The Journey: Endings & Beginnings

On Sunday 28 March 2021, the members of Journey Church in Dunedin celebrated their final service together as a Wesleyan Methodist Church. Brett Jones and Clint Ussher represented the Wesleyan Methodist Church and shared in the service, as together the church remembered and celebrated God’s faithfulness and his continuing call to serve Him.
Brett preached from John 12:24:
Very truly I tell you, unless a grain of wheat falls to the ground and dies, it remains only a single seed. But if it dies, it produces many seeds.
Truly this has been a journey of endings and beginnings across the past 10 years.

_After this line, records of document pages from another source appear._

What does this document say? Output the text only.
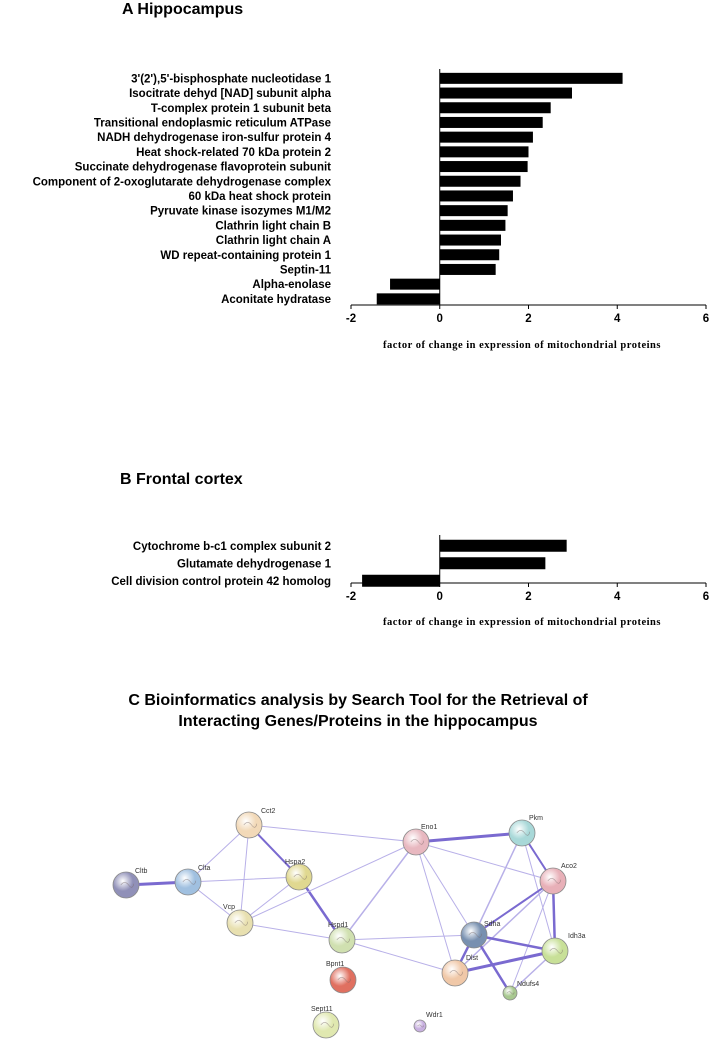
A Hippocampus
3'(2'),5'-bisphosphate nucleotidase 1
Isocitrate dehyd [NAD] subunit alpha
T-complex protein 1 subunit beta
Transitional endoplasmic reticulum ATPase
NADH dehydrogenase iron-sulfur protein 4
Heat shock-related 70 kDa protein 2
Succinate dehydrogenase flavoprotein subunit
Component of 2-oxoglutarate dehydrogenase complex
60 kDa heat shock protein
Pyruvate kinase isozymes M1/M2
Clathrin light chain B
Clathrin light chain A
WD repeat-containing protein 1
Septin-11
Alpha-enolase
Aconitate hydratase
-2	0	2	4	6
factor of change in expression of mitochondrial proteins
B Frontal cortex
Cytochrome b-c1 complex subunit 2
Glutamate dehydrogenase 1
Cell division control protein 42 homolog
-2	0	2	4	6
factor of change in expression of mitochondrial proteins
C Bioinformatics analysis by Search Tool for the Retrieval of
Interacting Genes/Proteins in the hippocampus
Cct2
Eno1
Pkm
Cltb	Clta
Hspa2
Aco2
Vcp
Sdha
Idh3a
Hspd1
Dlst
Bpnt1
Ndufs4
Sept11
Wdr1
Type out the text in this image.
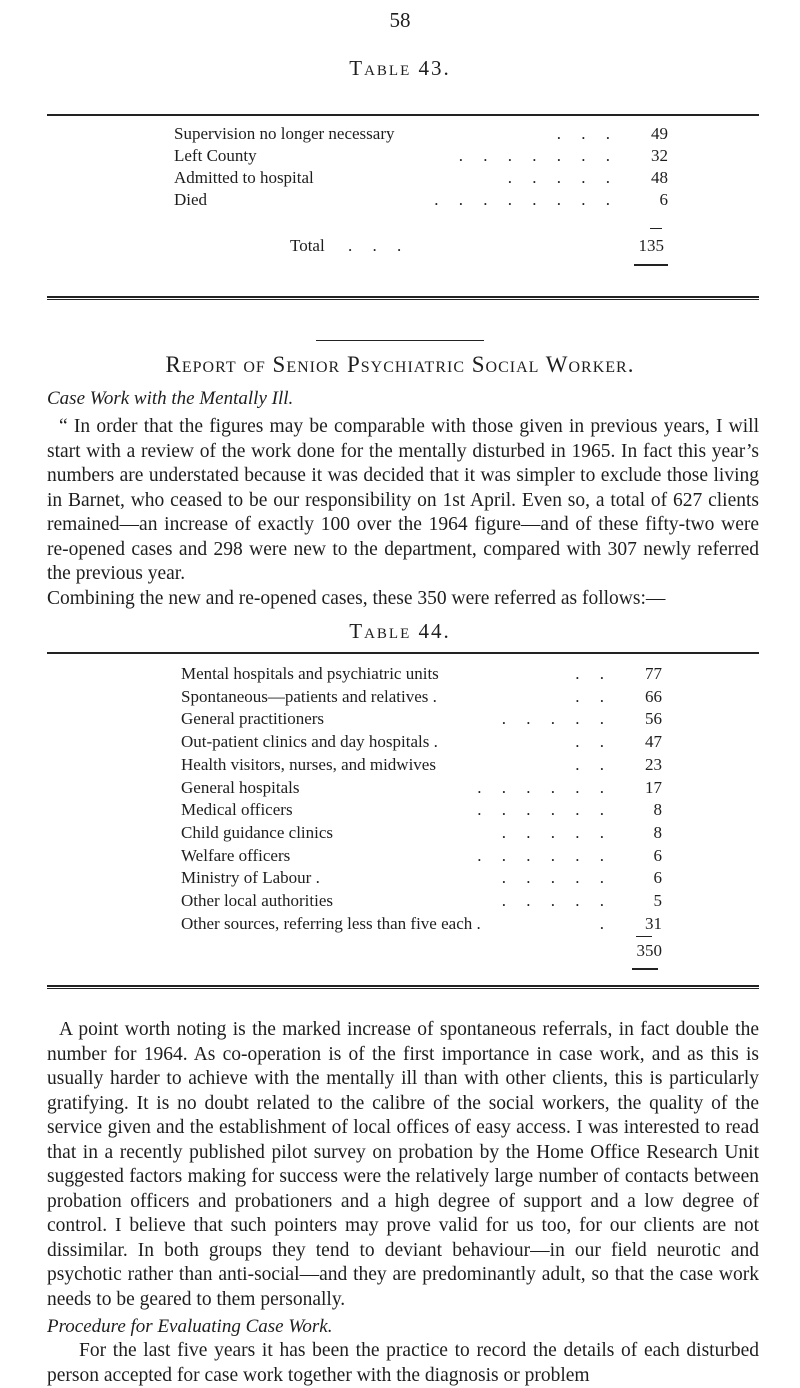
58
Table 43.
Supervision no longer necessary	. . .	49
Left County	. . . . . . .	32
Admitted to hospital	. . . . .	48
Died	. . . . . . . .	6
Total . . .	135
Report of Senior Psychiatric Social Worker.
Case Work with the Mentally Ill.
“ In order that the figures may be comparable with those given in previous years, I will start with a review of the work done for the mentally disturbed in 1965. In fact this year’s numbers are understated because it was decided that it was simpler to exclude those living in Barnet, who ceased to be our responsibility on 1st April. Even so, a total of 627 clients remained—an increase of exactly 100 over the 1964 figure—and of these fifty-two were re-opened cases and 298 were new to the department, compared with 307 newly referred the previous year.
Combining the new and re-opened cases, these 350 were referred as follows:—
Table 44.
Mental hospitals and psychiatric units	. .	77
Spontaneous—patients and relatives .	. .	66
General practitioners	. . . . .	56
Out-patient clinics and day hospitals .	. .	47
Health visitors, nurses, and midwives	. .	23
General hospitals	. . . . . .	17
Medical officers	. . . . . .	8
Child guidance clinics	. . . . .	8
Welfare officers	. . . . . .	6
Ministry of Labour .	. . . . .	6
Other local authorities	. . . . .	5
Other sources, referring less than five each .	.	31
350
A point worth noting is the marked increase of spontaneous referrals, in fact double the number for 1964. As co-operation is of the first importance in case work, and as this is usually harder to achieve with the mentally ill than with other clients, this is particularly gratifying. It is no doubt related to the calibre of the social workers, the quality of the service given and the establishment of local offices of easy access. I was interested to read that in a recently published pilot survey on probation by the Home Office Research Unit suggested factors making for success were the relatively large number of contacts between probation officers and probationers and a high degree of support and a low degree of control. I believe that such pointers may prove valid for us too, for our clients are not dissimilar. In both groups they tend to deviant behaviour—in our field neurotic and psychotic rather than anti-social—and they are predominantly adult, so that the case work needs to be geared to them personally.
Procedure for Evaluating Case Work.
For the last five years it has been the practice to record the details of each disturbed person accepted for case work together with the diagnosis or problem
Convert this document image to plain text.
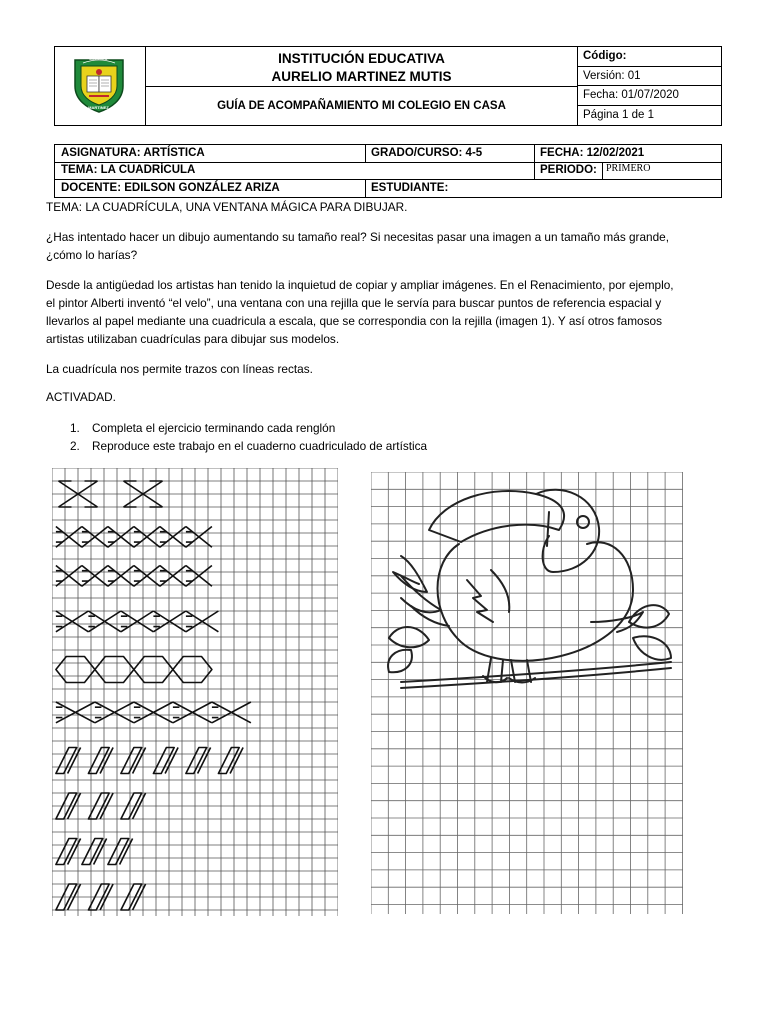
COLEGIO
A. MARTINEZ
INSTITUCIÓN EDUCATIVA
AURELIO MARTINEZ MUTIS
GUÍA DE ACOMPAÑAMIENTO MI COLEGIO EN CASA
Código:
Versión: 01
Fecha: 01/07/2020
Página 1 de 1
ASIGNATURA: ARTÍSTICA	GRADO/CURSO: 4-5	FECHA: 12/02/2021
TEMA: LA CUADRÍCULA	PERIODO: PRIMERO
DOCENTE: EDILSON GONZÁLEZ ARIZA	ESTUDIANTE:
TEMA: LA CUADRÍCULA, UNA VENTANA MÁGICA PARA DIBUJAR.
¿Has intentado hacer un dibujo aumentando su tamaño real? Si necesitas pasar una imagen a un tamaño más grande,
¿cómo lo harías?
Desde la antigüedad los artistas han tenido la inquietud de copiar y ampliar imágenes. En el Renacimiento, por ejemplo,
el pintor Alberti inventó “el velo”, una ventana con una rejilla que le servía para buscar puntos de referencia espacial y
llevarlos al papel mediante una cuadricula a escala, que se correspondia con la rejilla (imagen 1). Y así otros famosos
artistas utilizaban cuadrículas para dibujar sus modelos.
La cuadrícula nos permite trazos con líneas rectas.
ACTIVADAD.
1. Completa el ejercicio terminando cada renglón
2. Reproduce este trabajo en el cuaderno cuadriculado de artística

When Rob Cooper returned to Dunedin with his wife Leigh in 2011, he went with a sense of call to be part of a rekindling of Wesleyan Methodism in the city where he grew up. Little did he know that a coffee meeting, ostensibly a part of encouraging an English teacher heading to China, would fast track the dream!
The English teacher was actually a pastor and the church he had been pastoring was set to close its doors upon his departure. When Rob attended the “final” service it became clear, for many this was not the future that they saw. After some discussion, Rob and the faithful remnant joined forces and sought the heart of God for a new future.
Rob imagined his involvement could be short-lived – his heart remained firmly set on a Wesleyan Methodist cause in Dunedin. But God had other ideas! The steering group of the emerging fellowship began to explore the Wesleyan Methodist church as a home and after some interaction with the movement, determined that their future lay as part of a recovery of Wesleyan Methodist distinctives in Dunedin.
On Sunday 13 May 2012 the Dunedin Wesleyan Methodist Church was recognised as a Foundation Church within the denomination, Servant Leaders were affirmed and Rob Cooper commissioned as Lay Pastor to the church.
Subsequently, Rob was diagnosed with an aggressive cancer that ultimately claimed his life.
Pictured: Rob Cooper
Pastor John and Irene Gibson received a call to pastor the church in 2013 and continued ministry from the Stafford Street venue. In time, a new name “Journey Church” became a focus for the vision of the church “Our Journey continues in the footsteps of Christ”. The congregation moved to a new venue, sharing space at the Blind Foundation. The new venue mirrored the church’s priority to “bring sight to the blind” and to share the gospel through street and home evangelism. The ministry was a great blessing to a number of retirement home residents who would not otherwise have received the gospel.
In recent years, the church has walked a journey of mourning together with a number of its members struggling with illness and valued friends passing away. Ultimately, the Servant Leaders reached the view that this season of ministry was over in the Journey Church wineskin. Brett’s message drew hope from the scriptural promise that from death comes life.
Pictured: Pastor John Gibson
Journey Church has been a part of demonstrating this truth to Dunedin as it has sacrificially carried the Good News to others. We pray for God’s leading on a future Wesleyan Methodist presence in Dunedin that will build on the legacy of Journey Church.
We owe a large debt of gratitude to John and Irene Gibson for faithfully and enthusiastically providing pastoral oversight to the church in Dunedin over these past years. We pray God’s richest blessing for the future on all those who have called the church home.